Newsweek approached Anheuser-Busch via email for comment on Wednesday.

Frericks argued that social-science research suggested a key factor in the success of a boycott was “whether consumers believe they have the power to impact the company’s bottom line. If a boycott would be futile, there’s no point.”

The boycotters, he noted, were “witnessing their success in real time” thanks to the weekly industry sales data updates, which Anheuser-Busch had no control over. “Anheuser-Busch cannot force the media storm to die down by starving it of data,” Frericks said.

Another factor he highlighted was the cost to consumers, specifically access to substitute products. “When it’s easy to switch to a competitor’s product, boycotts are easier to sustain,” Frericks said.
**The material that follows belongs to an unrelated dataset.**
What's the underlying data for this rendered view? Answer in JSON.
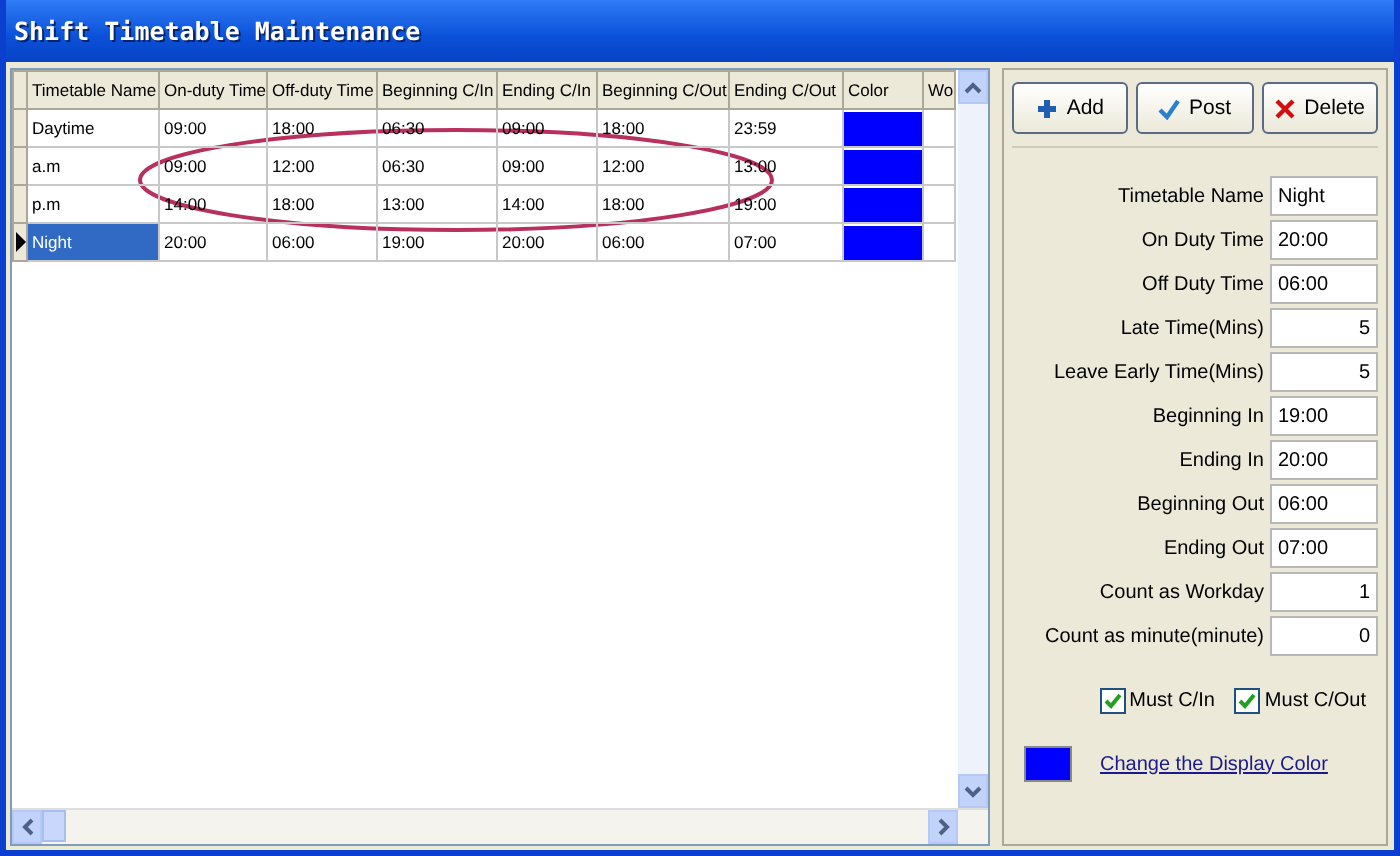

Figures show that in April, the decline in sales volumes in Bud Light was largely absorbed by its competitor brands Coors Light and Miller Lite, which recorded revenue gains of 17.3 percent and 19.1 percent respectively.

Anheuser-Busch CEO Brendan Whitworth
Anheuser-Busch CEO Brendan Whitworth pictured during a meeting in New York in 2022. In April, he released a statement in which he said the company “never intended to be part of a discussion that divides people.”
LAURIE DIEFFEMBACQ/AFP via Getty Images

However, Miller Lite has since faced its own controversy and calls for a boycott over an advertising campaign, released in March and timed for Women’s History Month, which highlighted women’s role in beer brewing and attempted to make amends for its previous “sexist” advertising.

Unlike Anheuser-Busch, which distanced itself from the partnership with Mulvaney and placed two of its top marketing executives on leave, Miller’s parent company Molson-Coors told Newsweek it stood by its ads and marketing chiefs.

Frericks said Bud Light “is not particularly unique,” which he suggested as a reason why consumers were happy to switch beers. “Pour a Bud Light into an unmarked solo cup, and most people can’t distinguish it from a Coors Light or a Miller Light or a Pabst Blue Ribbon,” he added.

He went on to write: “Bud Light’s easygoing, generic, inoffensive appeal was the appeal. That appeal is now gone. But other brands have retained their inoffensive status. That’s likely why Bud Light’s sales have fallen.”

Frericks also credited the boycott for not being driven “exclusively, or even primarily, by radical extremists.”

While much of the social-media storm has been driven by prominent conservatives and celebrity figures, he argued that “there are hundreds, if not thousands, of Americans who just don’t want their choice in beer to be political—not pro-trans, not anti-trans, not any-trans.”